The cards themselves are excellent. The card stock is very sturdy with a slick, glossy finish. The design layout is also well-done. Every card has its type and title along the top with the illustration comprising the bulk. Below are flavor text, card powers, and stats. There can be as many as six icons along the card’s base. But the layout is clean, rather than confusing. The colors are neither bright nor dark, but a subdued tone appropriate to the games’ mood. The artwork is hit and miss. Some, particularly the ship illustrations, are excellent. Others, like most of the computer rendered humans, are passable at best.

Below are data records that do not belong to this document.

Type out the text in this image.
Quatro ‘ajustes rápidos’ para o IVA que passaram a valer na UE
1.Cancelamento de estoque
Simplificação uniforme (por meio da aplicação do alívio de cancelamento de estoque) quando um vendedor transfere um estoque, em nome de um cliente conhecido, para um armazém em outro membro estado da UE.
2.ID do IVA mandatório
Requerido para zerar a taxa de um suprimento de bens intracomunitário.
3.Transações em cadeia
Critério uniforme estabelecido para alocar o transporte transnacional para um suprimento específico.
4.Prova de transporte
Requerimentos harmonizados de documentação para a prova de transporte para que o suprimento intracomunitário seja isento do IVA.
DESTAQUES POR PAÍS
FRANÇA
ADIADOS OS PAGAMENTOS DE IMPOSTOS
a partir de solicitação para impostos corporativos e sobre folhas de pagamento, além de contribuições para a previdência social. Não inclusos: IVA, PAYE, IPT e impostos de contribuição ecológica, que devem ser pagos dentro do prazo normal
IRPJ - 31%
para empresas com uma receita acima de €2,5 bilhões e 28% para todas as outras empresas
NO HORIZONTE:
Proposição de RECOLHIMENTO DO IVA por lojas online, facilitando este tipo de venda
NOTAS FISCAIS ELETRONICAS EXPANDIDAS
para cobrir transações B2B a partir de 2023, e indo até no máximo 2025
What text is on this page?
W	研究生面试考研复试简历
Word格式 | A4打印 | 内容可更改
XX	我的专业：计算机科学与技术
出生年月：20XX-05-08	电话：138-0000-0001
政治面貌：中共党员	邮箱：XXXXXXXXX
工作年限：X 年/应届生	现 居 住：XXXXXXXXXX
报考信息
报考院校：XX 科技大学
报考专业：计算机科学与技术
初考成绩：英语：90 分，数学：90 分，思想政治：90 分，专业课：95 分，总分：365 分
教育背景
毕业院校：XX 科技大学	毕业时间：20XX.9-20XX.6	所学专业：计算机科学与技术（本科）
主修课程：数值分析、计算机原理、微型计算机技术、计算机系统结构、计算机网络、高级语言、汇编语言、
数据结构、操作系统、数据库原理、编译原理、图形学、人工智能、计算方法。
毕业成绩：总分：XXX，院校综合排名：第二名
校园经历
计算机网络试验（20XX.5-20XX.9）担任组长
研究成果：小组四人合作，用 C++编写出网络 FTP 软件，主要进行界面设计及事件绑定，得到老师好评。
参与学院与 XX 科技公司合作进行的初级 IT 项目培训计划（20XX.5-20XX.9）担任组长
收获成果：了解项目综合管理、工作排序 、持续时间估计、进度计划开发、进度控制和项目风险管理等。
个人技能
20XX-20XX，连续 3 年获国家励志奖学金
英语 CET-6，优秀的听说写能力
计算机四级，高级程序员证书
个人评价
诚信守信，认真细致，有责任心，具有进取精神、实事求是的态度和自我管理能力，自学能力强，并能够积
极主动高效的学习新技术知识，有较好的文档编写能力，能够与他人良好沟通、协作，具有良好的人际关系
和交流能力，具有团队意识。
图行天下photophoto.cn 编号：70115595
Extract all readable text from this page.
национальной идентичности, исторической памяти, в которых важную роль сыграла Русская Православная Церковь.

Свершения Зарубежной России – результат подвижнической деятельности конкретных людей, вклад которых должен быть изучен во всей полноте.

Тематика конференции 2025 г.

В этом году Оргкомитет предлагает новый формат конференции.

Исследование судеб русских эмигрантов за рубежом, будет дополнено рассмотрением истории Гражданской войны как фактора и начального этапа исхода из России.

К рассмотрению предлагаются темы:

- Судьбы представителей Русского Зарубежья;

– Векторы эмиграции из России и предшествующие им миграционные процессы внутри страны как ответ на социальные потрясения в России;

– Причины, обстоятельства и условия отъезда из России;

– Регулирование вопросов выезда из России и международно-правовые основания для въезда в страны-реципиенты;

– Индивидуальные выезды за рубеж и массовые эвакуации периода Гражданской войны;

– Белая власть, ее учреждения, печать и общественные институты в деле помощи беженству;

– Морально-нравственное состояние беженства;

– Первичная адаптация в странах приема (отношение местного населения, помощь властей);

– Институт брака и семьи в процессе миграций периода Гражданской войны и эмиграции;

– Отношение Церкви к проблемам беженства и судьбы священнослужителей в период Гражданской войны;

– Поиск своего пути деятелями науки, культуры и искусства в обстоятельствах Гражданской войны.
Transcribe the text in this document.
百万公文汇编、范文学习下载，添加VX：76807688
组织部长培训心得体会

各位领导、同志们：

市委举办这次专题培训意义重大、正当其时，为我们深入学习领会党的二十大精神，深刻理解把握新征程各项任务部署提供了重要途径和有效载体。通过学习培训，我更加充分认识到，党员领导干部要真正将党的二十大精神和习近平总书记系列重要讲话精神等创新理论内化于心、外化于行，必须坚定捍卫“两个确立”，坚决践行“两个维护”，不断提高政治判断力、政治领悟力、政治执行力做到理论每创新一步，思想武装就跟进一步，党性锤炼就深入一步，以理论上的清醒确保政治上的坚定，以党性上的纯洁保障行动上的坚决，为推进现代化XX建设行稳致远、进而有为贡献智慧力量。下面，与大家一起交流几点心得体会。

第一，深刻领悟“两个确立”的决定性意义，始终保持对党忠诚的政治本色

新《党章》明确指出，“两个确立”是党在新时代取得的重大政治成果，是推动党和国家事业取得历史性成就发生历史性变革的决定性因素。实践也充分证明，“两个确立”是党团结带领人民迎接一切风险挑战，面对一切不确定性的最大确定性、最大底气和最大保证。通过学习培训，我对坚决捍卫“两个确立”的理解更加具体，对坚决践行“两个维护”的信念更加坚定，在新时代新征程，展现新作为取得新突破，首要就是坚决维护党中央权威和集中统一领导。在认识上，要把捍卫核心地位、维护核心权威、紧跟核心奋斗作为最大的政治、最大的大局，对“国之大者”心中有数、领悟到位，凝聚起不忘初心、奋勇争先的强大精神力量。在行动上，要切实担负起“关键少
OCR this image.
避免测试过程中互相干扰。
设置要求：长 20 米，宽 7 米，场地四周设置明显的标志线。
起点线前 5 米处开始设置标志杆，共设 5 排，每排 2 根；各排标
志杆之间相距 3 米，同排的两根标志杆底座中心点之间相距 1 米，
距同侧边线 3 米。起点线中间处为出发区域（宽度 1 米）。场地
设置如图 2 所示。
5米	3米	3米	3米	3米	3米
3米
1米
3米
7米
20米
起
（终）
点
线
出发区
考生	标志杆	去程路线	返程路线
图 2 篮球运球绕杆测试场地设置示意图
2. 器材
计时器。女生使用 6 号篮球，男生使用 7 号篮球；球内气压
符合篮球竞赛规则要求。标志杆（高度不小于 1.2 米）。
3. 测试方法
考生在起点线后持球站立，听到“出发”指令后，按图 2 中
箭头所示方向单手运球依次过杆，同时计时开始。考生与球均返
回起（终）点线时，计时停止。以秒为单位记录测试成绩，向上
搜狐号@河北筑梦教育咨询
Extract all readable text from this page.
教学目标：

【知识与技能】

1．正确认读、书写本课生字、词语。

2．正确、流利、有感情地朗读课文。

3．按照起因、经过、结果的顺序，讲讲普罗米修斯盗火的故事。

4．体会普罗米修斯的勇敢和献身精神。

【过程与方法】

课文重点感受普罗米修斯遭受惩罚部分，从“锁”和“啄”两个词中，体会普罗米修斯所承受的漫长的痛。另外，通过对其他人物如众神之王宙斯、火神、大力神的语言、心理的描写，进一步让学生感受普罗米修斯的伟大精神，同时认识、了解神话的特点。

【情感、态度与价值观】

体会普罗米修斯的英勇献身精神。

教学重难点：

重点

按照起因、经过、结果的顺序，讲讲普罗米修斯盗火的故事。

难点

Just like Wall Street, Hull Breach: Corporate Wars can be brutal and unforgiving. But it’s also fast-paced and fun, especially for two players. It has randomness, chaos, and smash-mouth space brawling. But it also mixes in some deft tableau-building. The result is a relatively quick, medium-weight combat game with plenty of variability. And if the publisher keeps new decks coming, its world will only expand for the better. It definitely will not appeal to everyone. That’s just par for the course with a design of this nature and theme. However, if you like plenty of action, a story you can dive into, smart tactical decision-making, and operatic galactic warfare, Hull Breach will be a winning investment.
iSlaytheDragon would like to thank NSB Games, Inc., for providing a review copy of Hull Breach: Corporate Wars.